A petition for a coastal setback variance to enable a six-unit condominium complex at 636 Beach Road, which would stretch nearly 200 feet seaward of the county’s normal beachfront setbacks, was denied by county commissioners who feared approval would set a bad precedent for the area.
During an Aug. 27 meeting, Saba Sands LLC sought approval to demolish a two-story single-family residence and replace it with a three-story condo complex. At its farthest point, the project would have stretched 191 feet seaward of the normal limit.
However, Stephen Rees, an attorney for Saba Sand, said the new property would not impact Siesta Key’s coastal water system. He said it would be built 793 feet from the Mean High Water Line, which would permit “reasonable use of the property.”
To get approval for the project, the board would have needed to permit a coastal setback variance, which Rees said had been granted to a similar property in 2011 located at 610 Beach Road. Still, the board denied Saba Sand’s petition after a nearly two-hour-long hearing.
Commissioner Nancy Detert questioned whether all owners of property on Beach Road could request approval of larger structures that would cross the setback line if commissioners approved the Saba Sands project.
“Couldn’t they do the exact same thing or at least ask permission to do it?” Detert asked.
Howard Berna, manager of the county’s environmental permitting, said some homeowners would probably be able to ask and couldn’t definitively say whether Saba Sands would be the only property owner on Beach Road to receive a variance.

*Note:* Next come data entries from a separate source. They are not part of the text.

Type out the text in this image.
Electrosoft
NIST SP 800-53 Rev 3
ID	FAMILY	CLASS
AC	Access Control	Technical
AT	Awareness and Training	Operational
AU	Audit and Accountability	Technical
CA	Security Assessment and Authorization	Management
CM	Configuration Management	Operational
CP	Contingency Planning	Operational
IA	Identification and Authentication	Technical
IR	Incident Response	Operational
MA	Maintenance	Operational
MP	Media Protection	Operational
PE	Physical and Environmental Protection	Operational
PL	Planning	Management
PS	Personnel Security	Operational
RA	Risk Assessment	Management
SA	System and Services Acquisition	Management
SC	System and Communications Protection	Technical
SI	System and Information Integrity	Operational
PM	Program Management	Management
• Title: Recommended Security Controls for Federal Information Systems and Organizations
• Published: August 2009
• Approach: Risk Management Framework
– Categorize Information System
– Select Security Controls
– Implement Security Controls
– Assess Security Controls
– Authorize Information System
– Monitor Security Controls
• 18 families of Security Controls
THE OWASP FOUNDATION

“I’m not anti-property owner,” Detert said. “But to me, you’ve got what you bought.”
Detert said because Siesta Key has won several awards, such as TripAdvisor’s No. 1 beach in the U.S., many investors will want to buy property on the area. However, the county, she said, should consider which projects it should allow, to not change the natural look of the barrier island.
Christine Johnson, president of the Conservation Foundation of the Gulf Coast, said the project would bring environmental concerns, especially to shorebirds.
Because the project would have replaced one dwelling unit with six, Johnson said the project has a high probability of disturbing wildlife, such as snowy plovers, that settle on the beach.
Siesta Key Association president Catherine Luckner also noted that dredging is underway in Big Pass to renourish Lido Beach, and residents are still unsure of the effects it will have on Siesta.